Bommyknocker Press

But is it random?

pre-press edition - images to come later

Say you're made of lego and you want to have sex. How do you do it?

Let's let a randomiser decide for us. Grab two lego figures and toss them on the table, Pass-the-Pigs-style.

[Image of Pass the Pigs]

In whatever orientation they land is how they have sex...

[Image of two lego figures laying nearby but not touching]

Damn.

Well, our random system doesn't work then. Let's fix it with the boggle method. If we put the two figures in a glass, we can prevent them from jumping away from each other. Shake it up we can get a couple of different configurations.

[Three images of two lego figures laying across each other]

There we go. It's an abstraction, but by seeing what parts of the lego figures are touching we can work backwards to some racy positions. (And a bit of missionary.)


Dice and other randomisers are great, because we don't have to involve ourselves in decisions. Right?

Wrong. That idea is a trap. It's easy to say that dice results are impartial, but there is ideology hiding in each roll.

Let's look again at our lego sex randomiser. As cis-het-vanilla as I am, it's easy to forget that sex doesn't always look this.

Let's look at an artistic depiction of sex instead. Take this 2600-year-old Etruscan amphora.

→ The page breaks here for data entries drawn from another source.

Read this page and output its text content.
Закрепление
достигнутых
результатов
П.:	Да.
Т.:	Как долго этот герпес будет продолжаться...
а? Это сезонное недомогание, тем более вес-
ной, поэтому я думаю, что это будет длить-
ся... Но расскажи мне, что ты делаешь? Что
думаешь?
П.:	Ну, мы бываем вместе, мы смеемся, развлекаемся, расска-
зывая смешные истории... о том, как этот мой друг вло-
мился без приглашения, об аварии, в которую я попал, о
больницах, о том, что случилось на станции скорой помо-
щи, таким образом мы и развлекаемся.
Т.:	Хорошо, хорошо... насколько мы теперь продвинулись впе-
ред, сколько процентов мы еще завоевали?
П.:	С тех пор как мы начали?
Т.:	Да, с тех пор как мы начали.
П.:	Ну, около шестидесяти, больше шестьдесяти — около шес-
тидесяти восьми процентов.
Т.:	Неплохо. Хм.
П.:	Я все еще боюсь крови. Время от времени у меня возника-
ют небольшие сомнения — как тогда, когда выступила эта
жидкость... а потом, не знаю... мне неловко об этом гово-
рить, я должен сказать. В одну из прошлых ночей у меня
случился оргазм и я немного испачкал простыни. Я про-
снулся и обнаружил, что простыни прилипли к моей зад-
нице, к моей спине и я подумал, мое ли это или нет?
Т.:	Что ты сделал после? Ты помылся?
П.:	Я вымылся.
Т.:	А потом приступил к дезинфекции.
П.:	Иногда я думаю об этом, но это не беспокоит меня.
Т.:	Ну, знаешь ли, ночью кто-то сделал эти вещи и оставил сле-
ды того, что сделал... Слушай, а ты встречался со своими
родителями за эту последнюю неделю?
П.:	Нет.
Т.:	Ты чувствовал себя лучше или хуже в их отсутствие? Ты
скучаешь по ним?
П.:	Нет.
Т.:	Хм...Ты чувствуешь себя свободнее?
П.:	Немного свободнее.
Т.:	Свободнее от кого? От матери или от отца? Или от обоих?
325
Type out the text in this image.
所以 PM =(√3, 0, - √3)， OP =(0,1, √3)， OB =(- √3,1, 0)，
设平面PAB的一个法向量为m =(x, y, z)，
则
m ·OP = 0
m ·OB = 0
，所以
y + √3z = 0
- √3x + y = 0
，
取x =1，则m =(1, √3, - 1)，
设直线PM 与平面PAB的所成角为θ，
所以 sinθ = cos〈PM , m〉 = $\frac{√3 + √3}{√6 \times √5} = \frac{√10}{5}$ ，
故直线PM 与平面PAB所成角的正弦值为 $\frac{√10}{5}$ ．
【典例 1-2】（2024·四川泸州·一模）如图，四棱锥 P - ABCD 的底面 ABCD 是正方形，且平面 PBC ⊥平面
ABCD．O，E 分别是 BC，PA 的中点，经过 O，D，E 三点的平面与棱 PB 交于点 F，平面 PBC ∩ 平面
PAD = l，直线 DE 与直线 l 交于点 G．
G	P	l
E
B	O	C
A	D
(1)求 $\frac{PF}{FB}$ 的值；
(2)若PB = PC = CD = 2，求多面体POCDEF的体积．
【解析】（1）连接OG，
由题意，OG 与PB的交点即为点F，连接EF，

[Image of a vase from the 6th century BC, depicting a large number of people having sex with each other (and some dogs)]

Or let's look at something more modern.

[Image of Aella's birthday gangbang data visualisation]

Or let's look at another sexual practice.

[Image of a nanna reading a Mills & Boon novel]

Damn, our randomiser can't give us anything like that.


We can try to efface our intentions, our ideology or our desires behind randomness. This is the fallacy that the Dice Man believes.

I think back to Sartre's idea of radical free choice, where you are always necessarily involved in your decision.

But if you seek counsel – from a priest, for example you have selected that priest; and at bottom you already knew, more or less, what he would advise. In other words, to choose an adviser is nevertheless to commit oneself by that choice.

-- Jean-Paul Sartre, Existentialism is a Humanism

A random choice is never truly random. It is you who set up the stakes. Remember that whenever you roll the dice, it is you behind each of the six faces.